2) Taking Critical Feedback
This one stings sometimes, but it’s important. Learning to hear criticism without turning your back to it can be one of the most fortifying achievements of your career.
Think of critical feedback as a cheat sheet. In giving you direct feedback, your manager or colleague is giving you a shortcut — your own personal konami code — to becoming better at your job.
Sometimes, even with the best intentions, taking feedback well can be a struggle. Your impulse will be to protect yourself; to get defensive, or stop listening. So, be conscious of it. Much like accepting a compliment, take a breath when you realize critical feedback is coming your way. Listen to it all without interruption. Write down what you can. Then, ask questions to make sure you’re interpreting it right.
3) Giving Critical Feedback
The only thing worse than taking critical feedback is giving it. I’ve written about this before: Whether you’re a manager or a friend, feedback is an opportunity to help someone get better. Don’t waste it. Good coaches give feedback directly and with respect. Don’t try to soften the blow or talk around the feedback. Doing so may make you feel better but it will only serve to confuse them.
If you’re struggling to be direct, try one clear line followed by detail. For example, “John, what you’re doing isn’t working. Let’s talk through why…”

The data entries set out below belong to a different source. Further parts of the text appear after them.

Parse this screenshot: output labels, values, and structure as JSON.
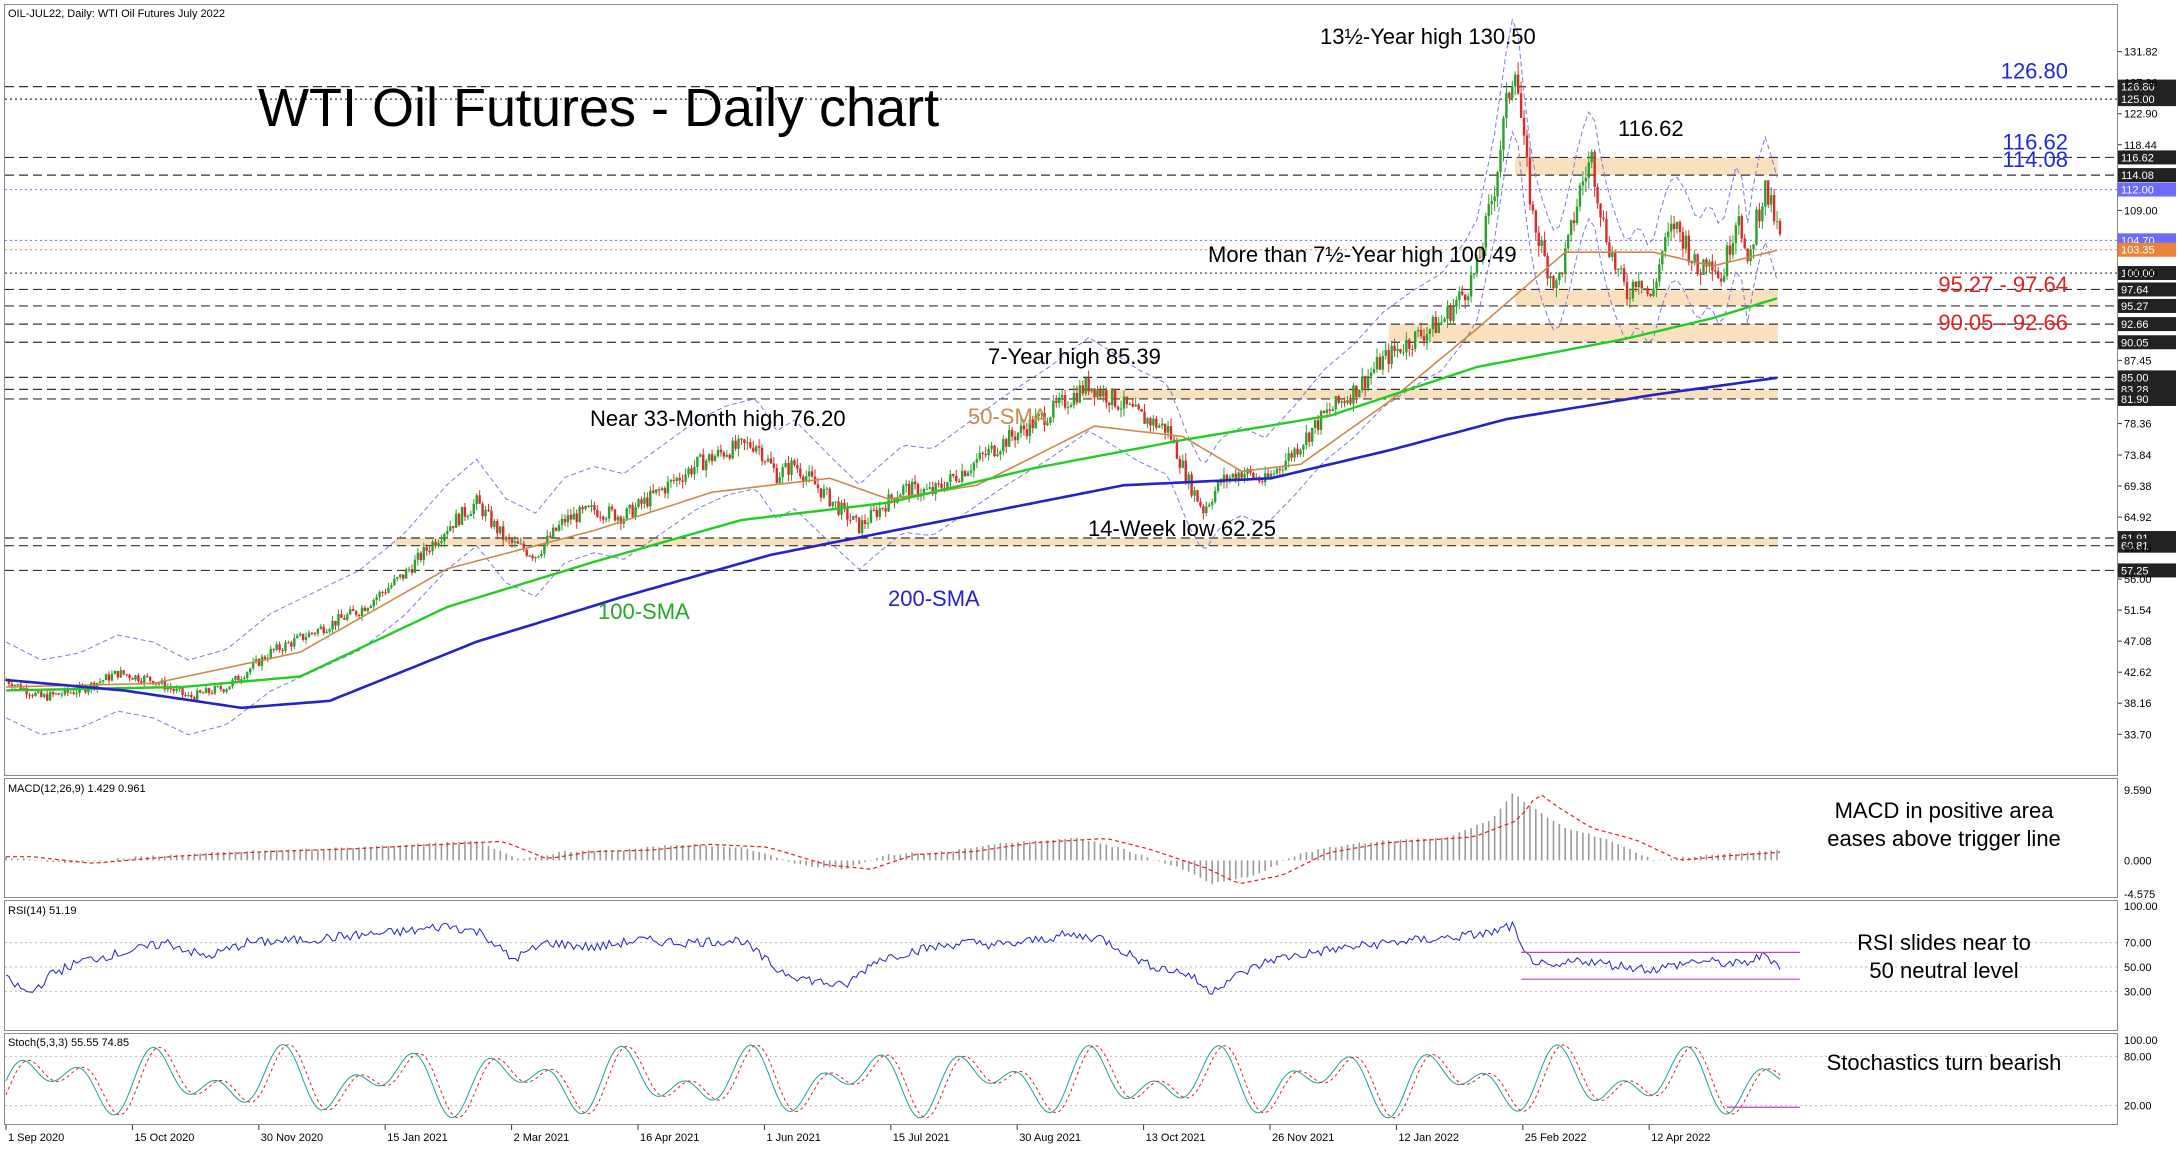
{
  "chart_data": {
    "symbol_header": "OIL-JUL22, Daily:  WTI Oil Futures July 2022",
    "title": "WTI Oil Futures - Daily chart",
    "type": "candlestick",
    "price_axis": {
      "ylim": [
        30.0,
        133.5
      ],
      "ticks": [
        131.82,
        127.36,
        122.9,
        118.44,
        109.0,
        100.0,
        87.45,
        78.36,
        73.84,
        69.38,
        64.92,
        60.46,
        56.0,
        51.54,
        47.08,
        42.62,
        38.16,
        33.7
      ]
    },
    "x_labels": [
      "1 Sep 2020",
      "15 Oct 2020",
      "30 Nov 2020",
      "15 Jan 2021",
      "2 Mar 2021",
      "16 Apr 2021",
      "1 Jun 2021",
      "15 Jul 2021",
      "30 Aug 2021",
      "13 Oct 2021",
      "26 Nov 2021",
      "12 Jan 2022",
      "25 Feb 2022",
      "12 Apr 2022"
    ],
    "levels": [
      {
        "value": 126.8,
        "label": "126.80",
        "style": "dashed",
        "label_color": "#1f2ad6",
        "axis_label": "126.80"
      },
      {
        "value": 125.0,
        "label": "",
        "style": "dotted",
        "label_color": "",
        "axis_label": "125.00"
      },
      {
        "value": 116.62,
        "label": "116.62",
        "style": "dashed",
        "label_color": "#1f2ad6",
        "axis_label": "116.62"
      },
      {
        "value": 114.08,
        "label": "114.08",
        "style": "dashed",
        "label_color": "#1f2ad6",
        "axis_label": "114.08"
      },
      {
        "value": 100.0,
        "label": "",
        "style": "dotted",
        "label_color": "",
        "axis_label": "100.00"
      },
      {
        "value": 97.64,
        "label": "",
        "style": "dashed",
        "label_color": "",
        "axis_label": "97.64"
      },
      {
        "value": 95.27,
        "label": "",
        "style": "dashed",
        "label_color": "",
        "axis_label": "95.27"
      },
      {
        "value": 92.66,
        "label": "",
        "style": "dashed",
        "label_color": "",
        "axis_label": "92.66"
      },
      {
        "value": 90.05,
        "label": "",
        "style": "dashed",
        "label_color": "",
        "axis_label": "90.05"
      },
      {
        "value": 85.0,
        "label": "",
        "style": "dashed",
        "label_color": "",
        "axis_label": "85.00"
      },
      {
        "value": 83.28,
        "label": "",
        "style": "dashed",
        "label_color": "",
        "axis_label": "83.28"
      },
      {
        "value": 81.9,
        "label": "",
        "style": "dashed",
        "label_color": "",
        "axis_label": "81.90"
      },
      {
        "value": 61.91,
        "label": "",
        "style": "dashed",
        "label_color": "",
        "axis_label": "61.91"
      },
      {
        "value": 60.81,
        "label": "",
        "style": "dashed",
        "label_color": "",
        "axis_label": "60.81"
      },
      {
        "value": 57.25,
        "label": "",
        "style": "dashed",
        "label_color": "",
        "axis_label": "57.25"
      }
    ],
    "marker_tags": [
      {
        "value": 112.0,
        "text": "112.00",
        "color": "#6b6bff"
      },
      {
        "value": 104.7,
        "text": "104.70",
        "color": "#6b6bff"
      },
      {
        "value": 103.35,
        "text": "103.35",
        "color": "#e8833a"
      }
    ],
    "zones": [
      {
        "from": 114.08,
        "to": 116.62,
        "x_start": "25 Feb 2022"
      },
      {
        "from": 95.27,
        "to": 97.64,
        "x_start": "25 Feb 2022"
      },
      {
        "from": 90.05,
        "to": 92.66,
        "x_start": "12 Jan 2022"
      },
      {
        "from": 81.9,
        "to": 83.28,
        "x_start": "13 Oct 2021"
      },
      {
        "from": 60.81,
        "to": 61.91,
        "x_start": "2 Mar 2021"
      }
    ],
    "zone_labels": [
      {
        "text": "95.27 - 97.64",
        "value": 96.4
      },
      {
        "text": "90.05 - 92.66",
        "value": 91.3
      }
    ],
    "annotations": [
      {
        "text": "13½-Year high 130.50",
        "value": 130.5,
        "date": "25 Feb 2022"
      },
      {
        "text": "116.62",
        "value": 116.62,
        "date": "25 Feb 2022"
      },
      {
        "text": "More than 7½-Year high 100.49",
        "value": 100.49,
        "date": "12 Jan 2022"
      },
      {
        "text": "7-Year high 85.39",
        "value": 85.39,
        "date": "13 Oct 2021"
      },
      {
        "text": "Near 33-Month high 76.20",
        "value": 76.2,
        "date": "1 Jun 2021"
      },
      {
        "text": "14-Week low 62.25",
        "value": 62.25,
        "date": "26 Nov 2021"
      },
      {
        "text": "50-SMA",
        "value": null,
        "date": "30 Aug 2021"
      },
      {
        "text": "100-SMA",
        "value": null,
        "date": "16 Apr 2021"
      },
      {
        "text": "200-SMA",
        "value": null,
        "date": "15 Jul 2021"
      }
    ],
    "series_colors": {
      "up": "#2aa12a",
      "down": "#d92b2b",
      "sma50": "#c98a4b",
      "sma100": "#22cc22",
      "sma200": "#2323c8",
      "bollinger": "#7a7ae0"
    },
    "price_path": [
      [
        0,
        41.5
      ],
      [
        12,
        39.0
      ],
      [
        25,
        40.0
      ],
      [
        38,
        42.5
      ],
      [
        50,
        41.5
      ],
      [
        62,
        39.0
      ],
      [
        75,
        40.5
      ],
      [
        90,
        45.5
      ],
      [
        105,
        48.5
      ],
      [
        120,
        51.5
      ],
      [
        135,
        56.5
      ],
      [
        150,
        63.5
      ],
      [
        160,
        67.0
      ],
      [
        170,
        61.5
      ],
      [
        180,
        59.5
      ],
      [
        190,
        64.5
      ],
      [
        200,
        66.0
      ],
      [
        210,
        65.0
      ],
      [
        220,
        68.0
      ],
      [
        235,
        72.5
      ],
      [
        245,
        74.5
      ],
      [
        255,
        75.5
      ],
      [
        262,
        71.0
      ],
      [
        268,
        72.5
      ],
      [
        280,
        67.5
      ],
      [
        290,
        63.5
      ],
      [
        298,
        66.5
      ],
      [
        305,
        69.0
      ],
      [
        315,
        68.5
      ],
      [
        325,
        71.5
      ],
      [
        340,
        76.0
      ],
      [
        355,
        80.0
      ],
      [
        368,
        84.0
      ],
      [
        374,
        82.5
      ],
      [
        385,
        79.5
      ],
      [
        395,
        77.5
      ],
      [
        402,
        70.0
      ],
      [
        407,
        66.0
      ],
      [
        413,
        70.0
      ],
      [
        420,
        71.5
      ],
      [
        428,
        70.0
      ],
      [
        438,
        74.5
      ],
      [
        448,
        79.5
      ],
      [
        458,
        83.0
      ],
      [
        468,
        87.5
      ],
      [
        478,
        90.5
      ],
      [
        488,
        93.0
      ],
      [
        496,
        97.5
      ],
      [
        500,
        100.5
      ],
      [
        506,
        112.5
      ],
      [
        510,
        124.0
      ],
      [
        513,
        130.5
      ],
      [
        516,
        118.0
      ],
      [
        519,
        108.0
      ],
      [
        523,
        102.0
      ],
      [
        527,
        98.0
      ],
      [
        531,
        104.0
      ],
      [
        535,
        112.0
      ],
      [
        539,
        116.62
      ],
      [
        543,
        107.0
      ],
      [
        547,
        101.0
      ],
      [
        551,
        97.0
      ],
      [
        555,
        100.0
      ],
      [
        559,
        96.0
      ],
      [
        563,
        103.0
      ],
      [
        567,
        107.0
      ],
      [
        571,
        104.5
      ],
      [
        575,
        100.0
      ],
      [
        579,
        103.0
      ],
      [
        583,
        99.0
      ],
      [
        587,
        106.0
      ],
      [
        589,
        109.5
      ],
      [
        592,
        100.0
      ],
      [
        595,
        108.0
      ],
      [
        598,
        112.0
      ],
      [
        601,
        108.0
      ],
      [
        603,
        104.7
      ]
    ],
    "candle_count": 604,
    "sma": {
      "sma50": [
        [
          0,
          40.5
        ],
        [
          50,
          41.0
        ],
        [
          100,
          45.5
        ],
        [
          150,
          57.5
        ],
        [
          200,
          63.0
        ],
        [
          240,
          68.5
        ],
        [
          280,
          70.5
        ],
        [
          300,
          67.5
        ],
        [
          330,
          69.5
        ],
        [
          370,
          78.0
        ],
        [
          400,
          76.5
        ],
        [
          420,
          71.5
        ],
        [
          440,
          72.5
        ],
        [
          470,
          81.5
        ],
        [
          500,
          92.0
        ],
        [
          530,
          103.0
        ],
        [
          560,
          103.0
        ],
        [
          580,
          101.0
        ],
        [
          603,
          103.35
        ]
      ],
      "sma100": [
        [
          0,
          40.0
        ],
        [
          60,
          40.5
        ],
        [
          100,
          42.0
        ],
        [
          150,
          52.0
        ],
        [
          200,
          58.5
        ],
        [
          250,
          64.5
        ],
        [
          300,
          67.0
        ],
        [
          350,
          72.0
        ],
        [
          400,
          76.0
        ],
        [
          450,
          79.5
        ],
        [
          500,
          86.5
        ],
        [
          550,
          90.5
        ],
        [
          580,
          93.5
        ],
        [
          603,
          96.5
        ]
      ],
      "sma200": [
        [
          0,
          41.5
        ],
        [
          40,
          40.0
        ],
        [
          80,
          37.5
        ],
        [
          110,
          38.5
        ],
        [
          160,
          47.0
        ],
        [
          210,
          53.5
        ],
        [
          260,
          59.5
        ],
        [
          320,
          64.5
        ],
        [
          380,
          69.5
        ],
        [
          430,
          70.5
        ],
        [
          470,
          74.5
        ],
        [
          510,
          79.0
        ],
        [
          560,
          82.5
        ],
        [
          603,
          85.0
        ]
      ]
    },
    "bollinger_width": 4.2,
    "macd": {
      "header": "MACD(12,26,9) 1.429 0.961",
      "ticks": [
        9.59,
        0.0,
        -4.575
      ],
      "ylim": [
        -4.575,
        9.59
      ],
      "path": [
        [
          0,
          0.5
        ],
        [
          20,
          -0.4
        ],
        [
          50,
          0.6
        ],
        [
          80,
          1.2
        ],
        [
          110,
          1.6
        ],
        [
          140,
          2.2
        ],
        [
          160,
          2.6
        ],
        [
          175,
          0.2
        ],
        [
          190,
          1.2
        ],
        [
          210,
          1.4
        ],
        [
          230,
          2.2
        ],
        [
          250,
          1.8
        ],
        [
          270,
          -0.6
        ],
        [
          285,
          -1.2
        ],
        [
          300,
          0.8
        ],
        [
          320,
          1.2
        ],
        [
          340,
          2.4
        ],
        [
          365,
          3.0
        ],
        [
          380,
          1.5
        ],
        [
          400,
          -1.2
        ],
        [
          410,
          -3.2
        ],
        [
          425,
          -2.0
        ],
        [
          440,
          1.0
        ],
        [
          460,
          2.4
        ],
        [
          490,
          3.2
        ],
        [
          505,
          5.5
        ],
        [
          512,
          9.2
        ],
        [
          518,
          7.4
        ],
        [
          530,
          4.4
        ],
        [
          545,
          2.8
        ],
        [
          560,
          0.0
        ],
        [
          575,
          0.6
        ],
        [
          590,
          1.0
        ],
        [
          603,
          1.43
        ]
      ],
      "label": "MACD in positive area eases above trigger line"
    },
    "rsi": {
      "header": "RSI(14) 51.19",
      "ticks": [
        100.0,
        70.0,
        50.0,
        30.0
      ],
      "ylim": [
        0,
        100
      ],
      "path": [
        [
          0,
          40
        ],
        [
          8,
          28
        ],
        [
          16,
          45
        ],
        [
          26,
          55
        ],
        [
          40,
          62
        ],
        [
          55,
          70
        ],
        [
          68,
          58
        ],
        [
          82,
          70
        ],
        [
          100,
          72
        ],
        [
          120,
          76
        ],
        [
          140,
          80
        ],
        [
          150,
          84
        ],
        [
          162,
          78
        ],
        [
          172,
          56
        ],
        [
          184,
          70
        ],
        [
          200,
          66
        ],
        [
          215,
          72
        ],
        [
          230,
          70
        ],
        [
          250,
          72
        ],
        [
          262,
          48
        ],
        [
          272,
          40
        ],
        [
          285,
          34
        ],
        [
          296,
          56
        ],
        [
          310,
          64
        ],
        [
          325,
          70
        ],
        [
          340,
          68
        ],
        [
          360,
          76
        ],
        [
          372,
          74
        ],
        [
          388,
          52
        ],
        [
          402,
          44
        ],
        [
          409,
          30
        ],
        [
          416,
          40
        ],
        [
          430,
          56
        ],
        [
          450,
          64
        ],
        [
          470,
          70
        ],
        [
          490,
          74
        ],
        [
          505,
          78
        ],
        [
          512,
          84
        ],
        [
          516,
          60
        ],
        [
          525,
          48
        ],
        [
          535,
          56
        ],
        [
          545,
          52
        ],
        [
          560,
          48
        ],
        [
          575,
          55
        ],
        [
          590,
          52
        ],
        [
          598,
          60
        ],
        [
          603,
          51.19
        ]
      ],
      "label": "RSI slides near to 50 neutral level"
    },
    "stoch": {
      "header": "Stoch(5,3,3) 55.55 74.85",
      "ticks": [
        100.0,
        80.0,
        20.0
      ],
      "ylim": [
        0,
        100
      ],
      "label": "Stochastics turn bearish"
    }
  }
}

In addition, feedback is always most constructive if accompanied by recent concrete examples. Telling someone they have a bad attitude isn’t helpful — it’s far better to point to a precise moment in which that bad attitude showed up, and then explain how moments like that can become detrimental in aggregate. Ultimately, knowing how to improve is as important as knowing what to improve. The person receiving the feedback should leave the conversation feeling empowered to change, not broken down. (Here are some more tips on how to give negative feedback without sounding like a jerk.)
4) Admitting a Mistake
You know that moment right after you realize you’ve accidentally made a mistake? You know, that moment when the dread plummets into your stomach in one sweeping motion? Uncomfortable doesn’t even begin to describe it.
However, even that can be turned around. The most effective way to replace that sinking feeling in your gut is to assess the situation and take action. Ask yourself:
Is it immediately reversible?
On my last blog post, I had a glaring typo. This was not some extra spacing after a period, this was a blatant blemish smack in the middle of my post. And I missed it. Thankfully Claire Autruong caught it and let me know via Twitter so I could edit the post before it was too late. Claire is my favorite person of the week. (Incidentally, she is also a full-stack freelance marketer — inbound certified and nice as can be — if you’re looking.)
Who should know?
Whom does your mistake affect? Who is in the position who can help you solve it? Quickly scan the list of people that need to know about your mistake and contact them explaining what happened and what you’re doing about it.
What’s your plan?
If the mistake isn’t immediately reversible, you’ll need a plan of action. A good plan is the best antidote to mistake-induced discomfort. Shift from panic to determination as soon as possible, and that discomfort will subside.
5) Getting in Over Your Head
Of all the uncomfortable moments, getting in over your head is probably the one most worth pursuing. Sure, it’s a little scary , and there’s always the chance of failure, but nothing stretches you more or makes you more creative than having no idea what you’re doing.
So how do you put yourself in an over-your-head style situation? Raise your hand. When there’s a project no one wants, step up. When there’s a problem that has existed for years, have at it. Then break it down. Take big challenges and tackle them piece by piece. It may not always be fun, but you will almost always be better for the effort.